Customizing the Sonicwall Content Filter

Tweaking our Sonicwall Gear Continues, and I have to say it responds quite well to our ever changing needs. Several of our ministries needed our content filtering tweaked for their needs but IT and our Leadership team didn’t want to open entire categories in the filter to allow specific sites across the board especially since are using that content filtering for our core network AND our public Wifi, so enter Sonicwall Single Sign On Agent (SSO).
Sonicwall has offered the SSO agent since the release of version 4 last fall, but it took us quite a while to get this project on the top of the list and get it tested before we deployed it into production. Basically the SSO agent allows for the user’s Windows workstation to authenticate the user who is logged into that workstation against the firewall.
The configuration process is fairly basic (although because of several issues I won’t say easy).
What you need to make this happen:
- A Sonicwall Firewall with and active Content Filtering Service subscription and the CFS enabled
- The Sonicwall SSO agent installed on a networked machine (in our case a virtual server)
- A working MS Active Directory structure for your domain.
- User(s) added to groups defined in Active Directory.
The biggest hurdle we had was the SSO agent failing on us. We would get everything running in our test environment and then the agent service would stop and then there was no web access. You can set the device to fail open if the SSO agent fails, but we elected to drop down to the default CSF policy for all users if the agent fails. After we downloaded a more recent version of the SSO agent, moved it to a more stable server and that seemed to resolve that issue.
First you need to adjust the content filter to allow access to the specific sites you want to allow some users to access.
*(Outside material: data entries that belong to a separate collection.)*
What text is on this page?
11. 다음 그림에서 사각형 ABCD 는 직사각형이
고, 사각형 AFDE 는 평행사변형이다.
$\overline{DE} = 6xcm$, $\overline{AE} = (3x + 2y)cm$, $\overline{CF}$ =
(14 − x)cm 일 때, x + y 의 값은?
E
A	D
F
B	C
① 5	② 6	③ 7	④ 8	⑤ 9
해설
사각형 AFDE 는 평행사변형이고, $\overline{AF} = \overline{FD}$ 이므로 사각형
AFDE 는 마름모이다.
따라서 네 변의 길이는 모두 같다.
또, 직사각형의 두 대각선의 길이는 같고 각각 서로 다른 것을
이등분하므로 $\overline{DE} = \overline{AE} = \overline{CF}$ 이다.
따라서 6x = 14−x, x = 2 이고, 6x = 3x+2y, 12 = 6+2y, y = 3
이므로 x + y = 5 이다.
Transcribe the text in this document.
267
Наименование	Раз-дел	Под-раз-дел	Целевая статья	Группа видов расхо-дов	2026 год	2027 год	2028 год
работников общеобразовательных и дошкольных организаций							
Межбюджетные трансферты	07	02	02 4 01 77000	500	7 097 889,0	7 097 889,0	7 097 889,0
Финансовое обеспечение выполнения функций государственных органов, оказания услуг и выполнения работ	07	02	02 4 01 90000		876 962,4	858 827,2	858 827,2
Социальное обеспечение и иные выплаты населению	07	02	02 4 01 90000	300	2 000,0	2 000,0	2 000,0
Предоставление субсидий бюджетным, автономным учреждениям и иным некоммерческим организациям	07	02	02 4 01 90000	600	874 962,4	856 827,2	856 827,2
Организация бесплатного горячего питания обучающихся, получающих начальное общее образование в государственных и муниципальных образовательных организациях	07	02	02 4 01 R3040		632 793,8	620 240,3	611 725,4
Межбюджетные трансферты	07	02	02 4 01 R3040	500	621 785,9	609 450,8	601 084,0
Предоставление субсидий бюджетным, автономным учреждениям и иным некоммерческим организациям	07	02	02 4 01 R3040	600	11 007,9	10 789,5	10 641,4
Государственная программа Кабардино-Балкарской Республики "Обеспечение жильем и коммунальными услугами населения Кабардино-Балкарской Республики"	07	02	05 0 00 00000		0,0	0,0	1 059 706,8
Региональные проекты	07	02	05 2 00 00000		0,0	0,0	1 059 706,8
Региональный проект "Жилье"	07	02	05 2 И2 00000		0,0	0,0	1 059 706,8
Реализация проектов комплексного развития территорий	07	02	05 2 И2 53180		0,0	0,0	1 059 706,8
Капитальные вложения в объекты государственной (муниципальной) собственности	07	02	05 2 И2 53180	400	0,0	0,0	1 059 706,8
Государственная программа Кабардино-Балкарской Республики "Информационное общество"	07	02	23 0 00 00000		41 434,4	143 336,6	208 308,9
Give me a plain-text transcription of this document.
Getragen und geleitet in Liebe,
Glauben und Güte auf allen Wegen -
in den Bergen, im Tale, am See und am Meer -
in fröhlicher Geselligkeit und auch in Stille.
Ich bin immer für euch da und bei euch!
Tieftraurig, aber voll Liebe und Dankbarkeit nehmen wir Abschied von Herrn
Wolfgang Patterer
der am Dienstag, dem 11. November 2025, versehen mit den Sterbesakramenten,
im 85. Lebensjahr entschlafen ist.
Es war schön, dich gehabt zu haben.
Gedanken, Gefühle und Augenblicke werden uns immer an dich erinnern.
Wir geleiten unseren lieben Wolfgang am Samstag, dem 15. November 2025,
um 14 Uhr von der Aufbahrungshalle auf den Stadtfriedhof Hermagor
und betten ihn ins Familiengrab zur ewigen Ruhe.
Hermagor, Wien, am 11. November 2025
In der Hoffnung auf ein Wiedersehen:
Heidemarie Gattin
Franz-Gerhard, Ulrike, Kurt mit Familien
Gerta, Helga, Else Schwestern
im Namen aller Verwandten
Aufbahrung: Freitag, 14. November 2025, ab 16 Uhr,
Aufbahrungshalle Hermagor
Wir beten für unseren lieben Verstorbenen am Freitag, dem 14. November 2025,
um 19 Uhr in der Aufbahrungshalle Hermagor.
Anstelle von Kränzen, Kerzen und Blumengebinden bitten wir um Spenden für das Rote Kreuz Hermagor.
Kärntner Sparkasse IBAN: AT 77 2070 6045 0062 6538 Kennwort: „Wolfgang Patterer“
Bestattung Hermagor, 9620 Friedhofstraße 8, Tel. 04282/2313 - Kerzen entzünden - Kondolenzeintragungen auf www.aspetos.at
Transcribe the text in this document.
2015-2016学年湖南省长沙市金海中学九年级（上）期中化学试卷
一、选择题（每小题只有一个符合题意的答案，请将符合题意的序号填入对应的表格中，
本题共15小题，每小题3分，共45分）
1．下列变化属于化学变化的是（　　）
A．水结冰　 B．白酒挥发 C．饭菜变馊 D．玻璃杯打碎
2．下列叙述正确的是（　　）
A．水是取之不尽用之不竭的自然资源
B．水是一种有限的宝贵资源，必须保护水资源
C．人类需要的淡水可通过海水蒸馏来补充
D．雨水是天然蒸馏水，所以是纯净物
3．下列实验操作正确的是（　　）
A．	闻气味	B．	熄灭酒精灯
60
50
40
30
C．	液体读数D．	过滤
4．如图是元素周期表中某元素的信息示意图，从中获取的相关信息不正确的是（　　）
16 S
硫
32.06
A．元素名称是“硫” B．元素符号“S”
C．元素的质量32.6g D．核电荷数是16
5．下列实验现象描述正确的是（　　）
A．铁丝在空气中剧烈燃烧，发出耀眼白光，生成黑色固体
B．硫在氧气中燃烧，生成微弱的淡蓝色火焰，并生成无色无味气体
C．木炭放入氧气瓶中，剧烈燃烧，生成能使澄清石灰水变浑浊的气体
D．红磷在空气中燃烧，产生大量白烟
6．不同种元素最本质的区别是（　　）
- The catch, you can’t allow/deny access to a specific url based on the logged-in user or group. To resolve this issue we had to first allow the specific sites we need to access through the content filter. This is a simple white list in the content filter.
- Note this excludes the url from all content filters
- Then utilize the firewall, which has the AD group specific granularity you need.
- Create a firewall rule to allow access to the sites for specified groups and deny for all others.
- This is all of course only on the authenticated side. Other zones and non Windows machines follow the default rules and provisioned the exceptions by user. Since firewall rules are higher priority than CFS the site can be an exception in the CFS but only those who are in the allow group are able to view the site.
CindyK
06.25.2008 2:45 pm
Nice. I just ordered a SonicWall and after a recent meeting with my boss, that’s exactly the kind of access they want.
I appreciate the tip!
Bookmarks about Sso
10.18.2008 9:00 am
[...] – bookmarked by 3 members originally found by Elenloth on 2008-09-27 Sonicwall Firewall and Content Filter http://jasonmlee.net/archives/235 – bookmarked by 3 members originally found by thelamborghini on [...]
Mike Tupker
04.29.2009 6:15 pm
We are looking at getting either a sonicwall or a watchguard. If the SSO works as advertised I’m going to try to setup SSO for employees/domain joined machines, and a AUP agree page for “guests”.
So far I’m really liking what I see in the manual. Are there any other gotchas that I should worry about with the sonicwall…or the watchguard if you are familiar with it?
rafael araya
05.18.2009 3:06 pm
I have followed your suggestion, however, I was wondering what kind of service do you select for the firewall rule to allow the traffic, say to youtube.com for those specific users in the group? any comments, I would greatly appreciate. thanks.